Due to the low incidence of RAA, the natural history of these entities has not been well defined. While new research has shown RAA to be slow growing (0.08 cm/y) with a low risk of rupture, repair should be strongly considered in women of childbearing age. Pediatric RAA are exceedingly rare and the treatments and indications for interventions have been poorly defined. In children, endovascular approaches are less desirable due to the continued growth of the aneurysm and the child and has therefore been utilized only in cases where renal salvage was not deemed possible. Previous treatments in pediatric patients have included resection with primary anastomosis or interposition grafts, patch angioplasty or re-implantation of the renal artery directly into aorta. Ex vivo approaches with any have been well described and utilized in adult patients with RAAs that occur in the distal hilar renal artery where it is not anatomically suitable for endovascular therapy.
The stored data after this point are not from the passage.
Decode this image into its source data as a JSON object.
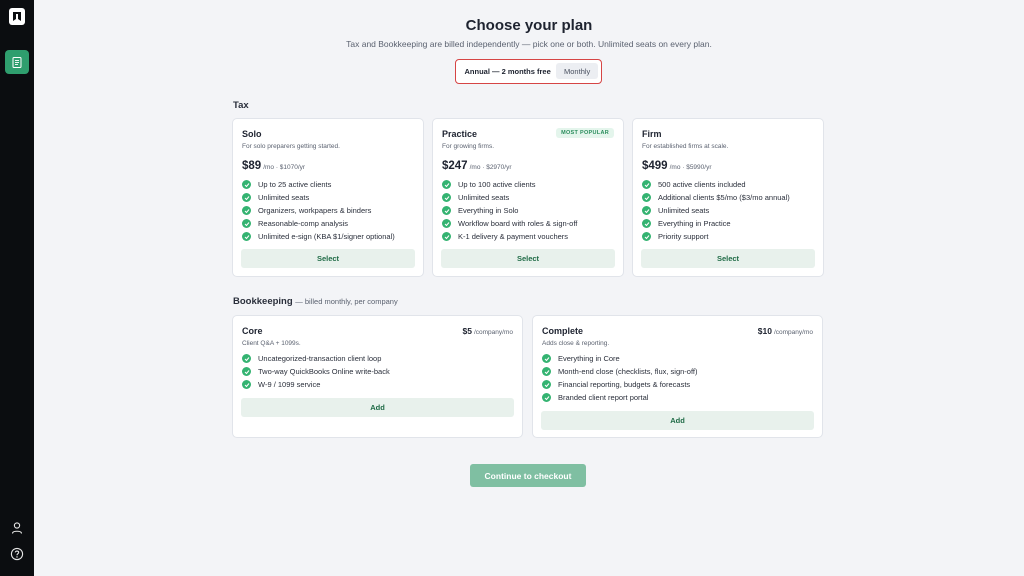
{
  "header": {
    "title": "Choose your plan",
    "subtitle": "Tax and Bookkeeping are billed independently — pick one or both. Unlimited seats on every plan."
  },
  "billing_toggle": {
    "annual_label": "Annual — 2 months free",
    "monthly_label": "Monthly",
    "selected": "annual"
  },
  "tax": {
    "section_label": "Tax",
    "plans": [
      {
        "name": "Solo",
        "desc": "For solo preparers getting started.",
        "price": "$89",
        "price_unit": "/mo · $1070/yr",
        "features": [
          "Up to 25 active clients",
          "Unlimited seats",
          "Organizers, workpapers & binders",
          "Reasonable-comp analysis",
          "Unlimited e-sign (KBA $1/signer optional)"
        ],
        "button": "Select"
      },
      {
        "name": "Practice",
        "badge": "MOST POPULAR",
        "desc": "For growing firms.",
        "price": "$247",
        "price_unit": "/mo · $2970/yr",
        "features": [
          "Up to 100 active clients",
          "Unlimited seats",
          "Everything in Solo",
          "Workflow board with roles & sign-off",
          "K-1 delivery & payment vouchers"
        ],
        "button": "Select"
      },
      {
        "name": "Firm",
        "desc": "For established firms at scale.",
        "price": "$499",
        "price_unit": "/mo · $5990/yr",
        "features": [
          "500 active clients included",
          "Additional clients $5/mo ($3/mo annual)",
          "Unlimited seats",
          "Everything in Practice",
          "Priority support"
        ],
        "button": "Select"
      }
    ]
  },
  "bookkeeping": {
    "section_label": "Bookkeeping",
    "section_note": "— billed monthly, per company",
    "plans": [
      {
        "name": "Core",
        "desc": "Client Q&A + 1099s.",
        "price": "$5",
        "price_unit": "/company/mo",
        "features": [
          "Uncategorized-transaction client loop",
          "Two-way QuickBooks Online write-back",
          "W-9 / 1099 service"
        ],
        "button": "Add"
      },
      {
        "name": "Complete",
        "desc": "Adds close & reporting.",
        "price": "$10",
        "price_unit": "/company/mo",
        "features": [
          "Everything in Core",
          "Month-end close (checklists, flux, sign-off)",
          "Financial reporting, budgets & forecasts",
          "Branded client report portal"
        ],
        "button": "Add"
      }
    ]
  },
  "checkout_button": "Continue to checkout",
  "sidebar": {
    "icons": [
      "logo-icon",
      "document-icon",
      "user-icon",
      "help-icon"
    ]
  },
  "colors": {
    "accent": "#2f9e6e",
    "check": "#34b371",
    "toggle_highlight": "#d64545",
    "checkout": "#7fbfa2"
  }
}
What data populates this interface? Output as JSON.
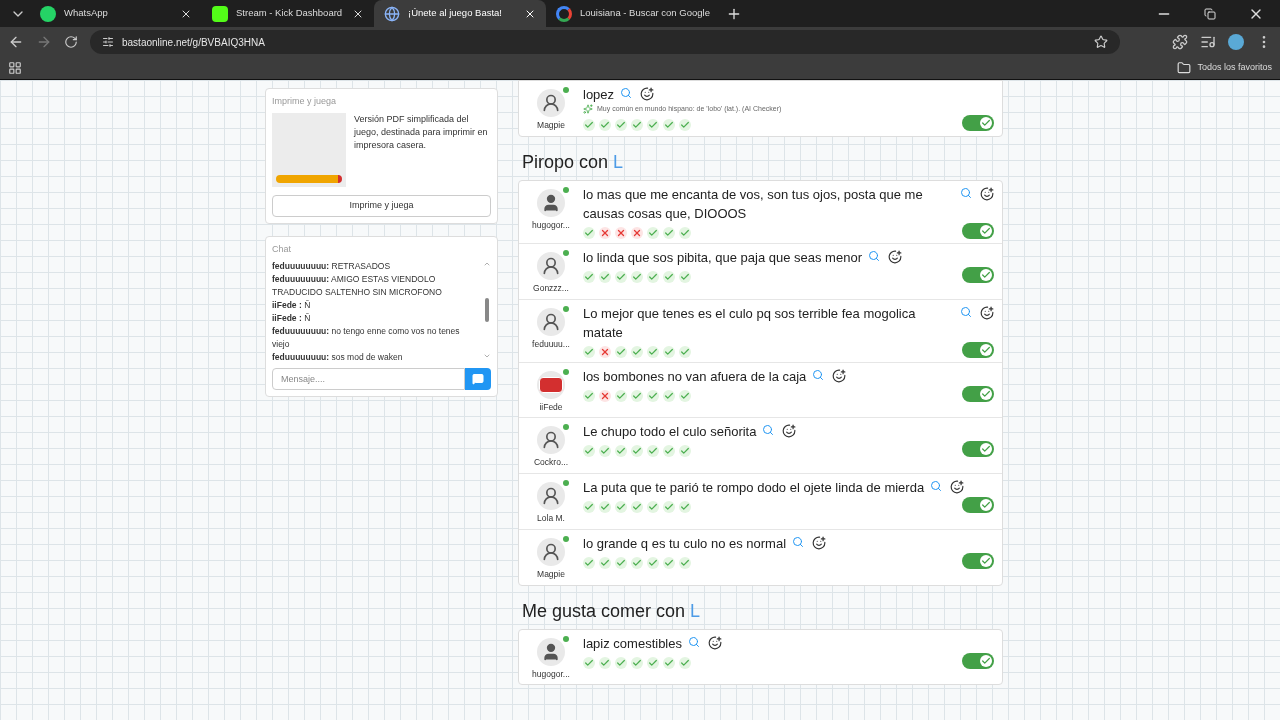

This technique has been found to be quite durable with good preservation of renal function and both low morbidity and mortality.

Conclusion

Surgical treatment of RAAs in the pediatric population has not been well defined due to the extremely low incidence. Modified ex vivo approaches have been described in the adult population and have been found to preserve kidney function and have good long-term outcomes. To the author's knowledge, this is the first time that an open modified ex-vivo approach with renal auto transplantation into the renal fossa has been utilized to repair a renal artery aneurysm in a pediatric patient. We believe this technique is a safe and effective long-term solution for this patient population.

Conflicts of interest

There are no conflicts of interest to declare.